La Classification de Nice 2026 : l’adaptation du droit des marques aux nouvelles mutations technologiques et à l’intelligence artificielle
La classification internationale des produits et services, dite classification de Nice, constitue un instrument central du droit des marques, permettant d’organiser de manière harmonisée les catégories de produits et services revendiqués lors du dépôt d’un signe distinctif. Administrée par l’OMPI, cette classification fait l’objet de révisions régulières afin de refléter les évolutions économiques, technologiques et commerciales contemporaines1.
Entrée en vigueur le 1er janvier 2026, la treizième édition de la classification de Nice (NCL 13-2026) s’inscrit dans cette dynamique d’adaptation continue. Elle introduit à la fois des ajustements techniques, notamment des transferts de produits entre classes, des clarifications terminologiques, et des évolutions plus structurelles, marquées par la prise en compte croissante des innovations numériques2.

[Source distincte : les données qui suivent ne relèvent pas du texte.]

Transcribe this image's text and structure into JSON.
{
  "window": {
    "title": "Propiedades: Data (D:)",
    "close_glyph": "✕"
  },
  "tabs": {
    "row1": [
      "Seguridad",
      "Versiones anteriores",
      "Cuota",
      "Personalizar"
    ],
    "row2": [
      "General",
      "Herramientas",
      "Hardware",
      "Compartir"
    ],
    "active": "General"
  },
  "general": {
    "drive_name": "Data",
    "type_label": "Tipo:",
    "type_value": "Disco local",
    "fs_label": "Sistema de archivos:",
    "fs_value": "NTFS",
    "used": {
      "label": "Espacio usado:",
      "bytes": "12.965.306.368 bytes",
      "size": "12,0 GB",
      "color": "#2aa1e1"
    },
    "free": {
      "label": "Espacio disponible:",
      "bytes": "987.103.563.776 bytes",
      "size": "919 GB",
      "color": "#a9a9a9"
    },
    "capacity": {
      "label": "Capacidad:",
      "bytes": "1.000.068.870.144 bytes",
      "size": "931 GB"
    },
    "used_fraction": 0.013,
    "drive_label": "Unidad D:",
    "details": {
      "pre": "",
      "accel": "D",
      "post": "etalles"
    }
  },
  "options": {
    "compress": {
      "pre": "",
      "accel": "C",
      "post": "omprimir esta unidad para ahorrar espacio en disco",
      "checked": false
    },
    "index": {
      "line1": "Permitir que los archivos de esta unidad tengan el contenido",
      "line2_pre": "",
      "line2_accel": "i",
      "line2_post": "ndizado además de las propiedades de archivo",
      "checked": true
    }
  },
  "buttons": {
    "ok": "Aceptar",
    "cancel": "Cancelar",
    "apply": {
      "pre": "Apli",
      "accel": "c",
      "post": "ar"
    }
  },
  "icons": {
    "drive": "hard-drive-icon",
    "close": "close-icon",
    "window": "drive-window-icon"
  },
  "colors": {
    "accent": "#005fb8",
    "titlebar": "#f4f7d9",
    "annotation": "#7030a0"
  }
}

Parmi ces évolutions, l’intégration explicite de certains services liés à l’intelligence artificielle témoigne d’une transformation profonde du paysage économique et de la nécessité pour le droit des marques de s’adapter à de nouveaux objets immatériels.
Dès lors, la classification de Nice 2026 ne se limite pas à une simple mise à jour technique : elle révèle une mutation plus large du droit des marques, confronté à des enjeux de qualification, de protection et de stratégie dans un environnement numérique en constante évolution.
I. Une modernisation technique de la classification fondée sur une logique fonctionnelle
La treizième édition de la classification de Nice s’inscrit dans une logique de rationalisation du système, en opérant une réorganisation des produits et services fondée sur leur fonction réelle et en renforçant la clarté des libellés, afin de garantir une meilleure sécurité juridique pour les déposants.
A. Une réorganisation des classes guidée par l’usage réel des produits et services
La version 2026 de la classification de Nice marque une évolution significative dans la manière d’appréhender le classement des produits et services, en privilégiant désormais une approche fondée sur leur usage fonctionnel réel plutôt que sur des critères historiques ou techniques.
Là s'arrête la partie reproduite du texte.